Despite the once rich textile industry of Spartanburg County suffering today, a company called Green Textile Associates, run by a family for four generations, has continuously shown signs of growth. The company is all set to celebrate its 76th anniversary this year at its corporate headquarters at 190 Bellew Carver Road near the west side.
Founded in October 1938 by Sydney R Green in Boston, in November 1938, Green Textile got an approval to do business in South Carolina. Green, who had five daughters, passed the executive leadership duties on to his son-in-law, Maurice J. Simon in 1952. His son John S Simon, who is now 75, served as President of the company from 1984 to 2001 and then his son Simon became President in 2001.
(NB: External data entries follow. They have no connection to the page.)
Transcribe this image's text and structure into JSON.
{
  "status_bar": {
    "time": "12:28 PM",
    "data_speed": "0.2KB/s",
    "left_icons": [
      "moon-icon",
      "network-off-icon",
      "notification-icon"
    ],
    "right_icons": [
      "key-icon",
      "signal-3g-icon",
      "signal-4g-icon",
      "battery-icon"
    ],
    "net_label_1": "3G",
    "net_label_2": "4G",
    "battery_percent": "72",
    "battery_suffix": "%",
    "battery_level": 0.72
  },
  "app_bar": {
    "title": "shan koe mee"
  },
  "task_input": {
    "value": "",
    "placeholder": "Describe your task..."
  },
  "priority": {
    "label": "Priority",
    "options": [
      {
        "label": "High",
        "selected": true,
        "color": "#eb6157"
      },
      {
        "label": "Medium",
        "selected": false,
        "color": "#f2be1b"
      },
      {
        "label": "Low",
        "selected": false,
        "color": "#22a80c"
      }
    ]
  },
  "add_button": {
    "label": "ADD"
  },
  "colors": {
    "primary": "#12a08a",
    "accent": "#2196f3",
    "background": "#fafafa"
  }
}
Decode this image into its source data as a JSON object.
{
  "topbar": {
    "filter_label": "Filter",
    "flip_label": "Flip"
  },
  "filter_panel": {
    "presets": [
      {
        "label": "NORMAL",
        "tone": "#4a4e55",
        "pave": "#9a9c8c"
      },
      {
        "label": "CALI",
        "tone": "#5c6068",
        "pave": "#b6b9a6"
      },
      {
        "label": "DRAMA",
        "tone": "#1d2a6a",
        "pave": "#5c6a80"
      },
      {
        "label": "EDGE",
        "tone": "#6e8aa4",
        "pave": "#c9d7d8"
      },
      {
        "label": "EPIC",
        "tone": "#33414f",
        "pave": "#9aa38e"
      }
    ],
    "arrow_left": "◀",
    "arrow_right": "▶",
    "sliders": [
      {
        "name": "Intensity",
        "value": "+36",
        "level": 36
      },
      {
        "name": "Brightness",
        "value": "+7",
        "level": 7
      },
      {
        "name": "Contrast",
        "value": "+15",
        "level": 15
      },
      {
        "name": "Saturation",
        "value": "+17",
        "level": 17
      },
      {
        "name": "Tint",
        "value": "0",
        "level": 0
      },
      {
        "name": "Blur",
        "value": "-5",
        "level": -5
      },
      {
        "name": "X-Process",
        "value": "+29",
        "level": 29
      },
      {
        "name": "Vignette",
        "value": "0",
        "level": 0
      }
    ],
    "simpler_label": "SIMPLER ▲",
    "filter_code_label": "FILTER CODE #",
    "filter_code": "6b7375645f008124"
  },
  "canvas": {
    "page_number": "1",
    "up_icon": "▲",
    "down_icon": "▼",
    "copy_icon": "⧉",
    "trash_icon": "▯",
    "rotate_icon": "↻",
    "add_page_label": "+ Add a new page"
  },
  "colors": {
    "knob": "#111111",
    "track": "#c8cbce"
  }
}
Green Textile originally processed spinning mill waste for manufacturers, including Spartan Mills, Mayfair Mills and various other companies. However, its operations continued to expand through the 1950s, 1960s and early 1970s, as the company began moving into the double-knit polyester and finishing business.
The company has since evolved, developing the capability to produce its own fabrics.
Now it manufactures materials including apparel, home textile, industrial and medical industries. Green Textile also produces organic cotton and fabrics made from other eco-friendly materials, including recycled polyester, PLA, bamboo, hemp, Modal and Tencel. The company witnessed growth of 21 per cent, compared to 2012.
Recently, it tied up with footwear giant New Balance, to close a loophole in the Berry Amendment that would specify the US government must provide American-made athletic shoes to new service members. Green Textile produces fabric for the tongue, eye row and linings for a version of New Balance's 950, a Berry Amendment-compliant sneaker made entirely from products made in the US.